Sebab keistimewaan posisional yang kita miliki sebagai orang terdidik dan calon
sarjana secara langsung ataupun tidak, mendorong kita atau tepatnya,
menempatkan kita ke dalam posisi pimpinan bangsa di antara mayoritas mayarakat
yang tidak terdidik, di masa depan. Dengan demikian posisi yang sedang kita
jalani merupakan posisi yang sangat krusial.
Kegagalan
kita memahami posisi kita dalam gerak perubahan dan transformasional struktural
yang dikendalikan oleh kekuatan-kekuatan luar akan menyebabkan pula kita tidak
dapat memahami aspirasi rakyat banyak ketika kepemimpinan kita menjadi
kenyataan. Sebab dengan gejala yang semacam ini, kemungkinan kita menjadi
kelompok yang terasing ditengah-tengah mayarakat kita sendiri cukup besar. Dan
dalam perspektif inilah, kecaman seperti yang telah dikemukakan diatas,
mempunyai relevansi yang cukup kuat dengan kenyataan dan perkembangan generasi
muda dan mahasiswa dewasa ini dan di masa depan.
Akan
tetapi perlu dipahami dalam menafsirkan, bahwa pilihan kita menjadi mahasiswa,
betapapun bahwa sadarnya sifatnya adalah sesuatu yang keliru. Betapapun
radikalnya pemikiran seseorang, namun minat untuk menguasai pengetahuan modern
tetap dianggap sebagai suatu kebutuhan mutlak. Sebab tanpa pengetahuan, justru
akan semakin mencampakkan kita.
Pada
kaitannya yang ingin ditekankan disini peran perguruan tinggi dan generasi muda
khususnya mahasiswa, betapa perlunya memupuk kesadaran eksistensial kita sejak
dini. Dengan kesadaran ini bukan saja mengelakkan kita untuk berfungsi hanya
untuk sebagai skrup dari mesin modal akan tetapi juga akan dapat menempatkan
diri pada lingkungan lapisan masyarakat dalam sebuah perguruan tinggi.

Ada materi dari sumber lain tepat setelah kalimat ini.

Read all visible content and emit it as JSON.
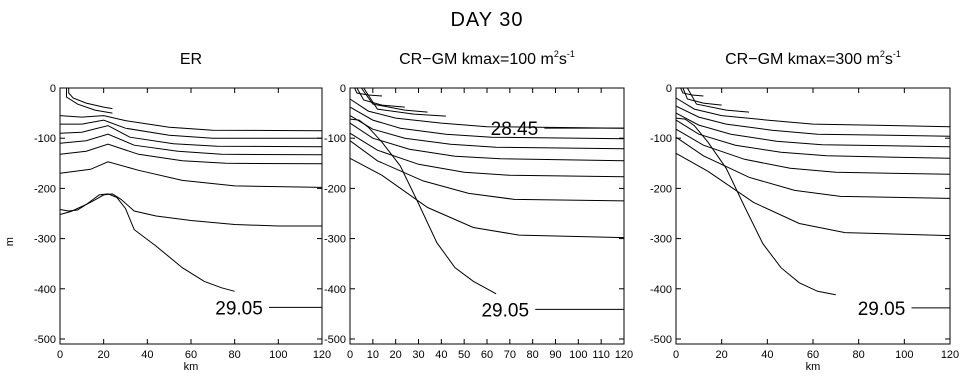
{
  "figure_title": "DAY 30",
  "chart_data": [
    {
      "type": "line",
      "title": "ER",
      "title_superscripts": [],
      "xlabel": "km",
      "ylabel": "m",
      "xlim": [
        0,
        120
      ],
      "ylim": [
        -510,
        0
      ],
      "xticks": [
        "0",
        "20",
        "40",
        "60",
        "80",
        "100",
        "120"
      ],
      "yticks": [
        "0",
        "-100",
        "-200",
        "-300",
        "-400",
        "-500"
      ],
      "contour_labels": [
        {
          "text": "29.05",
          "x": 82,
          "y": -437
        }
      ],
      "series": [
        {
          "values": [
            [
              4,
              0
            ],
            [
              4,
              -10
            ],
            [
              6,
              -20
            ],
            [
              12,
              -30
            ],
            [
              20,
              -38
            ],
            [
              24,
              -41
            ]
          ]
        },
        {
          "values": [
            [
              3,
              0
            ],
            [
              3,
              -18
            ],
            [
              8,
              -32
            ],
            [
              16,
              -44
            ],
            [
              24,
              -50
            ]
          ]
        },
        {
          "values": [
            [
              0,
              -55
            ],
            [
              10,
              -58
            ],
            [
              20,
              -55
            ],
            [
              30,
              -65
            ],
            [
              50,
              -78
            ],
            [
              70,
              -84
            ],
            [
              120,
              -85
            ]
          ]
        },
        {
          "values": [
            [
              0,
              -72
            ],
            [
              10,
              -72
            ],
            [
              20,
              -64
            ],
            [
              30,
              -80
            ],
            [
              50,
              -94
            ],
            [
              70,
              -100
            ],
            [
              120,
              -100
            ]
          ]
        },
        {
          "values": [
            [
              0,
              -90
            ],
            [
              10,
              -88
            ],
            [
              22,
              -75
            ],
            [
              32,
              -98
            ],
            [
              52,
              -111
            ],
            [
              72,
              -116
            ],
            [
              120,
              -117
            ]
          ]
        },
        {
          "values": [
            [
              0,
              -110
            ],
            [
              12,
              -105
            ],
            [
              22,
              -92
            ],
            [
              34,
              -114
            ],
            [
              54,
              -126
            ],
            [
              74,
              -132
            ],
            [
              120,
              -133
            ]
          ]
        },
        {
          "values": [
            [
              0,
              -132
            ],
            [
              12,
              -126
            ],
            [
              22,
              -112
            ],
            [
              36,
              -132
            ],
            [
              56,
              -145
            ],
            [
              76,
              -150
            ],
            [
              120,
              -151
            ]
          ]
        },
        {
          "values": [
            [
              0,
              -170
            ],
            [
              14,
              -162
            ],
            [
              22,
              -147
            ],
            [
              36,
              -164
            ],
            [
              56,
              -184
            ],
            [
              80,
              -195
            ],
            [
              120,
              -198
            ]
          ]
        },
        {
          "values": [
            [
              0,
              -242
            ],
            [
              4,
              -245
            ],
            [
              8,
              -243
            ],
            [
              12,
              -232
            ],
            [
              16,
              -223
            ],
            [
              20,
              -213
            ],
            [
              24,
              -211
            ],
            [
              28,
              -222
            ],
            [
              34,
              -245
            ],
            [
              44,
              -255
            ],
            [
              60,
              -264
            ],
            [
              80,
              -272
            ],
            [
              100,
              -275
            ],
            [
              120,
              -275
            ]
          ]
        },
        {
          "values": [
            [
              0,
              -252
            ],
            [
              5,
              -246
            ],
            [
              12,
              -232
            ],
            [
              18,
              -213
            ],
            [
              22,
              -211
            ],
            [
              26,
              -218
            ],
            [
              30,
              -240
            ],
            [
              34,
              -282
            ],
            [
              44,
              -315
            ],
            [
              56,
              -358
            ],
            [
              66,
              -385
            ],
            [
              74,
              -398
            ],
            [
              80,
              -405
            ]
          ]
        }
      ]
    },
    {
      "type": "line",
      "title": "CR−GM kmax=100 m",
      "title_superscripts": [
        "2",
        "s",
        "-1"
      ],
      "xlabel": "",
      "ylabel": "",
      "xlim": [
        0,
        120
      ],
      "ylim": [
        -510,
        0
      ],
      "xticks": [
        "0",
        "10",
        "20",
        "30",
        "40",
        "50",
        "60",
        "70",
        "80",
        "90",
        "100",
        "110",
        "120"
      ],
      "yticks": [
        "0",
        "-100",
        "-200",
        "-300",
        "-400",
        "-500"
      ],
      "contour_labels": [
        {
          "text": "28.45",
          "x": 72,
          "y": -80
        },
        {
          "text": "29.05",
          "x": 68,
          "y": -441
        }
      ],
      "series": [
        {
          "values": [
            [
              2,
              0
            ],
            [
              3,
              -10
            ],
            [
              8,
              -14
            ],
            [
              14,
              -16
            ]
          ]
        },
        {
          "values": [
            [
              3,
              0
            ],
            [
              6,
              -24
            ],
            [
              14,
              -34
            ],
            [
              24,
              -38
            ]
          ]
        },
        {
          "values": [
            [
              5,
              0
            ],
            [
              10,
              -32
            ],
            [
              24,
              -44
            ],
            [
              34,
              -48
            ]
          ]
        },
        {
          "values": [
            [
              6,
              0
            ],
            [
              12,
              -42
            ],
            [
              28,
              -52
            ],
            [
              42,
              -56
            ]
          ]
        },
        {
          "values": [
            [
              0,
              -22
            ],
            [
              8,
              -46
            ],
            [
              20,
              -60
            ],
            [
              40,
              -70
            ],
            [
              60,
              -77
            ],
            [
              120,
              -80
            ]
          ]
        },
        {
          "values": [
            [
              0,
              -38
            ],
            [
              10,
              -64
            ],
            [
              22,
              -80
            ],
            [
              42,
              -92
            ],
            [
              62,
              -98
            ],
            [
              120,
              -101
            ]
          ]
        },
        {
          "values": [
            [
              0,
              -55
            ],
            [
              10,
              -82
            ],
            [
              24,
              -100
            ],
            [
              44,
              -112
            ],
            [
              64,
              -118
            ],
            [
              120,
              -121
            ]
          ]
        },
        {
          "values": [
            [
              0,
              -70
            ],
            [
              10,
              -100
            ],
            [
              26,
              -122
            ],
            [
              46,
              -136
            ],
            [
              66,
              -141
            ],
            [
              120,
              -145
            ]
          ]
        },
        {
          "values": [
            [
              0,
              -90
            ],
            [
              12,
              -124
            ],
            [
              30,
              -152
            ],
            [
              50,
              -168
            ],
            [
              70,
              -174
            ],
            [
              120,
              -177
            ]
          ]
        },
        {
          "values": [
            [
              0,
              -105
            ],
            [
              12,
              -145
            ],
            [
              32,
              -185
            ],
            [
              52,
              -210
            ],
            [
              72,
              -222
            ],
            [
              120,
              -225
            ]
          ]
        },
        {
          "values": [
            [
              0,
              -140
            ],
            [
              14,
              -174
            ],
            [
              34,
              -238
            ],
            [
              54,
              -278
            ],
            [
              74,
              -293
            ],
            [
              120,
              -298
            ]
          ]
        },
        {
          "values": [
            [
              0,
              -62
            ],
            [
              4,
              -64
            ],
            [
              8,
              -78
            ],
            [
              14,
              -108
            ],
            [
              22,
              -155
            ],
            [
              30,
              -230
            ],
            [
              38,
              -308
            ],
            [
              46,
              -358
            ],
            [
              54,
              -385
            ],
            [
              60,
              -400
            ],
            [
              64,
              -410
            ]
          ]
        }
      ]
    },
    {
      "type": "line",
      "title": "CR−GM kmax=300 m",
      "title_superscripts": [
        "2",
        "s",
        "-1"
      ],
      "xlabel": "km",
      "ylabel": "",
      "xlim": [
        0,
        120
      ],
      "ylim": [
        -510,
        0
      ],
      "xticks": [
        "0",
        "20",
        "40",
        "60",
        "80",
        "100",
        "120"
      ],
      "yticks": [
        "0",
        "-100",
        "-200",
        "-300",
        "-400",
        "-500"
      ],
      "contour_labels": [
        {
          "text": "29.05",
          "x": 90,
          "y": -438
        }
      ],
      "series": [
        {
          "values": [
            [
              2,
              0
            ],
            [
              3,
              -10
            ],
            [
              7,
              -14
            ],
            [
              12,
              -16
            ]
          ]
        },
        {
          "values": [
            [
              3,
              0
            ],
            [
              5,
              -22
            ],
            [
              12,
              -30
            ],
            [
              20,
              -34
            ]
          ]
        },
        {
          "values": [
            [
              5,
              0
            ],
            [
              9,
              -32
            ],
            [
              22,
              -44
            ],
            [
              32,
              -48
            ]
          ]
        },
        {
          "values": [
            [
              0,
              -20
            ],
            [
              8,
              -42
            ],
            [
              20,
              -55
            ],
            [
              40,
              -64
            ],
            [
              60,
              -72
            ],
            [
              120,
              -77
            ]
          ]
        },
        {
          "values": [
            [
              0,
              -36
            ],
            [
              10,
              -58
            ],
            [
              22,
              -72
            ],
            [
              42,
              -84
            ],
            [
              62,
              -92
            ],
            [
              120,
              -96
            ]
          ]
        },
        {
          "values": [
            [
              0,
              -50
            ],
            [
              10,
              -74
            ],
            [
              24,
              -92
            ],
            [
              44,
              -106
            ],
            [
              64,
              -113
            ],
            [
              120,
              -117
            ]
          ]
        },
        {
          "values": [
            [
              0,
              -64
            ],
            [
              10,
              -92
            ],
            [
              26,
              -114
            ],
            [
              46,
              -128
            ],
            [
              66,
              -135
            ],
            [
              120,
              -140
            ]
          ]
        },
        {
          "values": [
            [
              0,
              -82
            ],
            [
              12,
              -114
            ],
            [
              30,
              -142
            ],
            [
              50,
              -160
            ],
            [
              70,
              -168
            ],
            [
              120,
              -172
            ]
          ]
        },
        {
          "values": [
            [
              0,
              -98
            ],
            [
              12,
              -135
            ],
            [
              32,
              -178
            ],
            [
              52,
              -204
            ],
            [
              72,
              -216
            ],
            [
              120,
              -220
            ]
          ]
        },
        {
          "values": [
            [
              0,
              -130
            ],
            [
              14,
              -166
            ],
            [
              34,
              -228
            ],
            [
              54,
              -270
            ],
            [
              74,
              -288
            ],
            [
              120,
              -294
            ]
          ]
        },
        {
          "values": [
            [
              0,
              -60
            ],
            [
              4,
              -62
            ],
            [
              8,
              -75
            ],
            [
              14,
              -108
            ],
            [
              22,
              -160
            ],
            [
              30,
              -236
            ],
            [
              38,
              -310
            ],
            [
              46,
              -358
            ],
            [
              54,
              -388
            ],
            [
              62,
              -405
            ],
            [
              70,
              -412
            ]
          ]
        }
      ]
    }
  ]
}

Disamping itu juga sekaligus akan memungkinkan hasrat dan keprihatinan rakyat
banyak. Dengan demikian kebijaksanaan-kebijaksanaan pembangunan akan kita
ciptakan ketika mahasiswa mampu tampil sebagai pemimpin. Lebih memihak pada
rakyat banyak, bukan pada segelintir orang atau kaum pemilik modal, secara
terbatas.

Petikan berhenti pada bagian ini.